In order to grow professionally, to grow in a personally meaningful way, in a way that benefits the students in our classrooms, our scholols and communities, we should also focus on learning with, not just learning from.
Let me take a moment to explore the distinction. I don’t think I can learn with 300 people in the same auditorium, in an online community, in my twitter network, or through RSS feeds coming from their individual blogs, for example. I can certainly learn from them, because the technology allows me easy access to their work, their thoughts, and their experiences. But most of the time, this participation is really only observation – it allows me to watch, to read about what my colleagues are doing.

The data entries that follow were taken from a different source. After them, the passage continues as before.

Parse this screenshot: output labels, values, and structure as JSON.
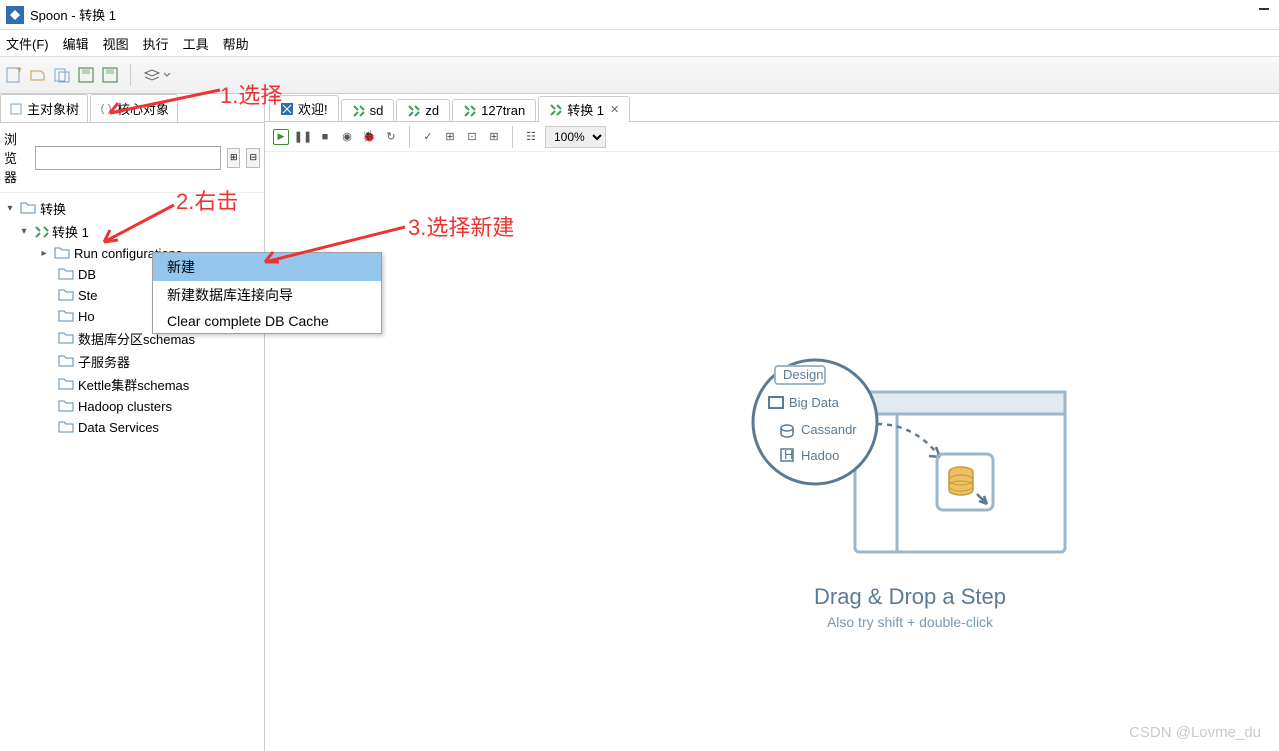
{
  "window": {
    "title": "Spoon - 转换 1"
  },
  "menu": {
    "file": "文件(F)",
    "edit": "编辑",
    "view": "视图",
    "run": "执行",
    "tools": "工具",
    "help": "帮助"
  },
  "leftTabs": {
    "tree": "主对象树",
    "core": "核心对象"
  },
  "browser": {
    "label": "浏览器",
    "placeholder": ""
  },
  "treeNodes": {
    "root": "转换",
    "trans1": "转换 1",
    "runConfig": "Run configurations",
    "db": "DB",
    "ste": "Ste",
    "ho": "Ho",
    "partition": "数据库分区schemas",
    "slave": "子服务器",
    "cluster": "Kettle集群schemas",
    "hadoop": "Hadoop clusters",
    "dataServices": "Data Services"
  },
  "tabs": {
    "welcome": "欢迎!",
    "sd": "sd",
    "zd": "zd",
    "tran127": "127tran",
    "trans1": "转换 1"
  },
  "canvasBar": {
    "zoom": "100%"
  },
  "context": {
    "newItem": "新建",
    "wizard": "新建数据库连接向导",
    "clearCache": "Clear complete DB Cache"
  },
  "illu": {
    "designTab": "Design",
    "bigData": "Big Data",
    "cassandra": "Cassandr",
    "hadoop": "Hadoo",
    "title": "Drag & Drop a Step",
    "subtitle": "Also try shift + double-click"
  },
  "annotations": {
    "a1": "1.选择",
    "a2": "2.右击",
    "a3": "3.选择新建"
  },
  "watermark": "CSDN @Lovme_du"
}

So, if I learn something from my colleagues in this way, chances are this content was delivered to me, communicated to me, and absorbed without a lot of consideration for where I am, for my professional context.
Learning with, on the other hand, is about building knowledge with our colleagues, working together to make sense of things. Effective and engaging teacher professional development provides opportunities to reflect on who we are as teachers, the context where we work every day, the needs of the students in that context, our professional learning network, and the literature we read. It also provides an opportunity to work with two or three critical colleagues, exchange stories and experiences, learn with others whose expertise and experience as classroom teachers can enrich our own.
In other words, teacher professional development should be measured by the number of reflections and conversations that grow out of our immediate context – our classroom – and connect to the reflections and conversations that grow out of our colleagues’ classrooms.
Is this approach possible to scale? Learning from can be scaled quite easily, and it’s not difficult to find examples, but learning with is a bit more challenging. Can this model be scaled? Should it be scaled?